Muslims believe that Mary (as) (Maryam in Arabic) is the Virgin Mother of the Prophet Jesus (as). An entire chapter in the Qur’an is named after her. The chapter called Mary (Maryam) and other verses in the Qur’an emphasise her piety, righteousness, and status as an exemplar for all people, male and female.

The Qur’an describes her as the greatest of all women: “Allah chose and preferred her above all the women of the worlds.” (Qur’an, 3: 42)



Every Muslim is required to perform a range of compulsory and voluntary prayers.

Prayer among Muslims can take many forms. Three very common forms are Salat (ritual prayer), Dhikr (remembrance of God, which usually involves the repetition of God’s names), and Du’a (supplication, or asking God for a need or desire or for forgiveness).

The five compulsory prayers take part at different times of the day are known as : 1 Fajr 2 Zuhr 3 Asr 4 Maghrib 5 Isha.

Other compulsory prayers include: 1 Eid Ul Fitr 2 Eid Ul Adha 3 Weekly Friday Jummah 4 Funeral Janazah 5 Witr 6 Hajj Pilgrimage Ritual

Each Prayer (Salat) lasts 5 to 10 minutes, depending on the prescribed length of the prayer and the number and length of Qur’anic verses recited. Other factors may also influence the length of time a Muslim prays, including the number of additional (non-obligatory) prayers one chooses to perform, and the pace at which one recites the Qur’an.

The separation of men and women in prayer is not universal among Muslims. In the mosque built around the Ka’bah, men and women are not separated, but pray together in circular formation around the shrine.
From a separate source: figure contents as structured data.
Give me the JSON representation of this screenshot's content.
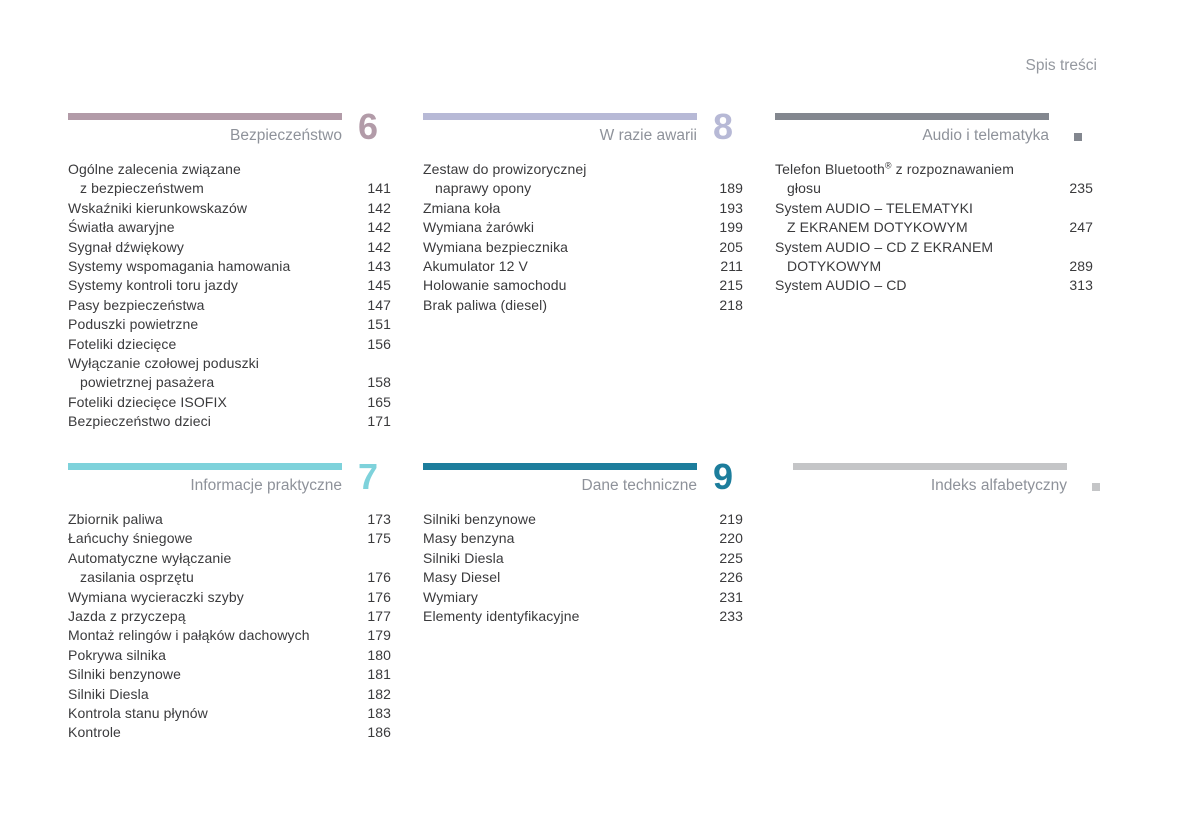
{
  "page": {
    "title": "Spis treści"
  },
  "sections": [
    {
      "key": "bezpieczenstwo",
      "row": 1,
      "title": "Bezpieczeństwo",
      "accent": "#b29ba8",
      "marker": {
        "type": "number",
        "text": "6"
      },
      "items": [
        {
          "lines": [
            "Ogólne zalecenia związane",
            "z bezpieczeństwem"
          ],
          "page": "141"
        },
        {
          "lines": [
            "Wskaźniki kierunkowskazów"
          ],
          "page": "142"
        },
        {
          "lines": [
            "Światła awaryjne"
          ],
          "page": "142"
        },
        {
          "lines": [
            "Sygnał dźwiękowy"
          ],
          "page": "142"
        },
        {
          "lines": [
            "Systemy wspomagania hamowania"
          ],
          "page": "143"
        },
        {
          "lines": [
            "Systemy kontroli toru jazdy"
          ],
          "page": "145"
        },
        {
          "lines": [
            "Pasy bezpieczeństwa"
          ],
          "page": "147"
        },
        {
          "lines": [
            "Poduszki powietrzne"
          ],
          "page": "151"
        },
        {
          "lines": [
            "Foteliki dziecięce"
          ],
          "page": "156"
        },
        {
          "lines": [
            "Wyłączanie czołowej poduszki",
            "powietrznej pasażera"
          ],
          "page": "158"
        },
        {
          "lines": [
            "Foteliki dziecięce ISOFIX"
          ],
          "page": "165"
        },
        {
          "lines": [
            "Bezpieczeństwo dzieci"
          ],
          "page": "171"
        }
      ]
    },
    {
      "key": "w-razie-awarii",
      "row": 1,
      "title": "W razie awarii",
      "accent": "#b7b9d6",
      "marker": {
        "type": "number",
        "text": "8"
      },
      "items": [
        {
          "lines": [
            "Zestaw do prowizorycznej",
            "naprawy opony"
          ],
          "page": "189"
        },
        {
          "lines": [
            "Zmiana koła"
          ],
          "page": "193"
        },
        {
          "lines": [
            "Wymiana żarówki"
          ],
          "page": "199"
        },
        {
          "lines": [
            "Wymiana bezpiecznika"
          ],
          "page": "205"
        },
        {
          "lines": [
            "Akumulator 12 V"
          ],
          "page": "211"
        },
        {
          "lines": [
            "Holowanie samochodu"
          ],
          "page": "215"
        },
        {
          "lines": [
            "Brak paliwa (diesel)"
          ],
          "page": "218"
        }
      ]
    },
    {
      "key": "audio",
      "row": 1,
      "title": "Audio i telematyka",
      "accent": "#83878f",
      "marker": {
        "type": "square"
      },
      "items": [
        {
          "lines": [
            "Telefon Bluetooth® z rozpoznawaniem",
            "głosu"
          ],
          "page": "235"
        },
        {
          "lines": [
            "System AUDIO – TELEMATYKI",
            "Z EKRANEM DOTYKOWYM"
          ],
          "page": "247"
        },
        {
          "lines": [
            "System AUDIO – CD Z EKRANEM",
            "DOTYKOWYM"
          ],
          "page": "289"
        },
        {
          "lines": [
            "System AUDIO – CD"
          ],
          "page": "313"
        }
      ]
    },
    {
      "key": "informacje",
      "row": 2,
      "title": "Informacje praktyczne",
      "accent": "#7ed2db",
      "marker": {
        "type": "number",
        "text": "7"
      },
      "items": [
        {
          "lines": [
            "Zbiornik paliwa"
          ],
          "page": "173"
        },
        {
          "lines": [
            "Łańcuchy śniegowe"
          ],
          "page": "175"
        },
        {
          "lines": [
            "Automatyczne wyłączanie",
            "zasilania osprzętu"
          ],
          "page": "176"
        },
        {
          "lines": [
            "Wymiana wycieraczki szyby"
          ],
          "page": "176"
        },
        {
          "lines": [
            "Jazda z przyczepą"
          ],
          "page": "177"
        },
        {
          "lines": [
            "Montaż relingów i pałąków dachowych"
          ],
          "page": "179"
        },
        {
          "lines": [
            "Pokrywa silnika"
          ],
          "page": "180"
        },
        {
          "lines": [
            "Silniki benzynowe"
          ],
          "page": "181"
        },
        {
          "lines": [
            "Silniki Diesla"
          ],
          "page": "182"
        },
        {
          "lines": [
            "Kontrola stanu płynów"
          ],
          "page": "183"
        },
        {
          "lines": [
            "Kontrole"
          ],
          "page": "186"
        }
      ]
    },
    {
      "key": "dane",
      "row": 2,
      "title": "Dane techniczne",
      "accent": "#1c7d9c",
      "marker": {
        "type": "number",
        "text": "9"
      },
      "items": [
        {
          "lines": [
            "Silniki benzynowe"
          ],
          "page": "219"
        },
        {
          "lines": [
            "Masy benzyna"
          ],
          "page": "220"
        },
        {
          "lines": [
            "Silniki Diesla"
          ],
          "page": "225"
        },
        {
          "lines": [
            "Masy Diesel"
          ],
          "page": "226"
        },
        {
          "lines": [
            "Wymiary"
          ],
          "page": "231"
        },
        {
          "lines": [
            "Elementy identyfikacyjne"
          ],
          "page": "233"
        }
      ]
    },
    {
      "key": "indeks",
      "row": 2,
      "title": "Indeks alfabetyczny",
      "accent": "#c4c5c7",
      "marker": {
        "type": "square"
      },
      "items": []
    }
  ]
}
In some mosques women pray in balconies above the prayer hall for men, and in some mosques women pray parallel to men while in others they pray behind the men.

The main reason for this practice involves the practice of modesty. The Muslim ritual prayer is very physical in nature, involving standing, bowing, and prostrating oneself. While in congregational prayers, Muslims are supposed to stand side by side and shoulder to shoulder with those next to them. Many Muslim cultures have considered it distracting or immodest to have men and women praying side by side or to have women prostrate themselves in front of men.

Depending on their schedules, Muslims probably will not need to perform all five prayers while on the job since the prayers are spread throughout the day. In addition, each of the five prayers has a window of time during which each prayer can be performed. This time frame extends from about one hour to as long as four hours depending on the specific prayer and the time of year, since the times shift depending on the season and length of day.

Throughout most of the year, the prayer time for the noon prayer does not end while students are at school, so they can perform it when they return home. During the time of year when the prayer time ends while students are still in school, they can take a few minutes during breaks or lunch to pray. Students can ask their teachers if they can pray in the classroom or library.

The daily prayers represent not only the fulfilment of a divine mandatory duty, but an opportunity to connect spiritually with the Creator throughout each day, showing gratitude for the many bounties that Allah swt has provided for people.